Wild Flower’s website is categorized not by gender, like many stores are, but by the body parts the sex toy applies to; vaginas, penises, butts (oh my!), as well as categories for BDSM and nipple play. The store, along with her popular Instagram page, wildflowersex, also features numerous educational articles and videos with titles like “Oral Tips With A Giant Vulva” (if you want to know what an enormous paper mache vulva looks like then this one is right up your alley!) and “What’s The Deal With Cock Rings?”

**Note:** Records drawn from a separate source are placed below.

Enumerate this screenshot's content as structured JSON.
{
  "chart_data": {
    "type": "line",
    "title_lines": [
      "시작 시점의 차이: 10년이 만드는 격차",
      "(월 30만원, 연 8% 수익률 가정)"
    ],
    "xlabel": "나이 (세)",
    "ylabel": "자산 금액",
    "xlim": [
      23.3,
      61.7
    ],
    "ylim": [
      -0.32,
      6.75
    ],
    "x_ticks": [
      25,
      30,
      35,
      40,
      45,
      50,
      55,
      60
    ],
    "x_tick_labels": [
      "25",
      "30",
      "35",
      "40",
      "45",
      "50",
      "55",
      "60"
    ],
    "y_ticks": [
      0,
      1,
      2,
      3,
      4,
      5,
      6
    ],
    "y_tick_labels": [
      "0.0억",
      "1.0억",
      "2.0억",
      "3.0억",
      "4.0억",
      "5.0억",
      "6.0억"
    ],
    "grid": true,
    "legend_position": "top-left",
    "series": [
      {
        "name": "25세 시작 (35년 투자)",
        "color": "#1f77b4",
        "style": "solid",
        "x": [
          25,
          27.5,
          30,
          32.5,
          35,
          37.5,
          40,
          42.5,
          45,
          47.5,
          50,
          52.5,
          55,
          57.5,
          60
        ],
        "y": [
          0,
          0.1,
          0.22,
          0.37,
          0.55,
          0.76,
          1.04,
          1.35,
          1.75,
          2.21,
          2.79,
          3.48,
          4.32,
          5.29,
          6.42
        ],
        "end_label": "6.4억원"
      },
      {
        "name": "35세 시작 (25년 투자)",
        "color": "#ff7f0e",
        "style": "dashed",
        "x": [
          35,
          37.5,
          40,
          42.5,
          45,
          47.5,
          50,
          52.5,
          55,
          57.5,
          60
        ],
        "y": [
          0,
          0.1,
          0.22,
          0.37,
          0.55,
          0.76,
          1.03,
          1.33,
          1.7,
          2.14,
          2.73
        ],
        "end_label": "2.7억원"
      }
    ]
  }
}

When I asked Boyajian what she thought about the pleasure gap and why it exists, she brought up the effect(s) of societal norms on sex and sex toys today. “There is a common idea that sex toys are seen as competition to partners in the bedroom, when they are simply aids to women who find it hard to orgasm via penetrative sex,” she said, before continuing, “any woman who talks about sexuality is deemed a slut, myself included. Sexual wellness also spans bigger than penetrative sex, like period sex and vaginal health, however these are too ‘icky’ to be part of the mainstream narrative.”

If we’re going to talk about women’s pleasure during sex, then women’s comfort must also be discussed. If your male partner can’t say the word ‘tampon’ without lowering his voice or giggling, if your period is denigrated as something ‘gross’ or ‘unspeakable,’ then what the hell is that dude doing near your vagina anyway? Sexual pleasure comes with feeling comfortable that your body—no matter what it looks like or how it functions, your body is not wrong or bad. 

When asked if she had advice for anyone struggling to feel comfortable in their sexuality or with sexual satisfaction, Boyajian replied, “Create an ongoing romance with yourself, explore your body, and get to know what feels good via masturbation. Treat yourself to a vibrator. Make your pleasure a priority… Explore your fantasies and do it a way that is non-judgmental. Be gentle and kind to yourself.” 

Discovering what pleases you isn’t exactly a linear journey, and what’s often forgotten in conversations about pleasure today is that pleasure is different for everyone. Don’t let shame or discomfort dictate your sex life. Set your vibrator on high (or low, or whatever setting you damn well please) and get to it! Don’t settle for anything less than shaky legs, flushed cheeks, and arched backs. Men? It’s a clit, not the Strait of Magellan.

Femmes, it’s time to come to our senses and start cumming.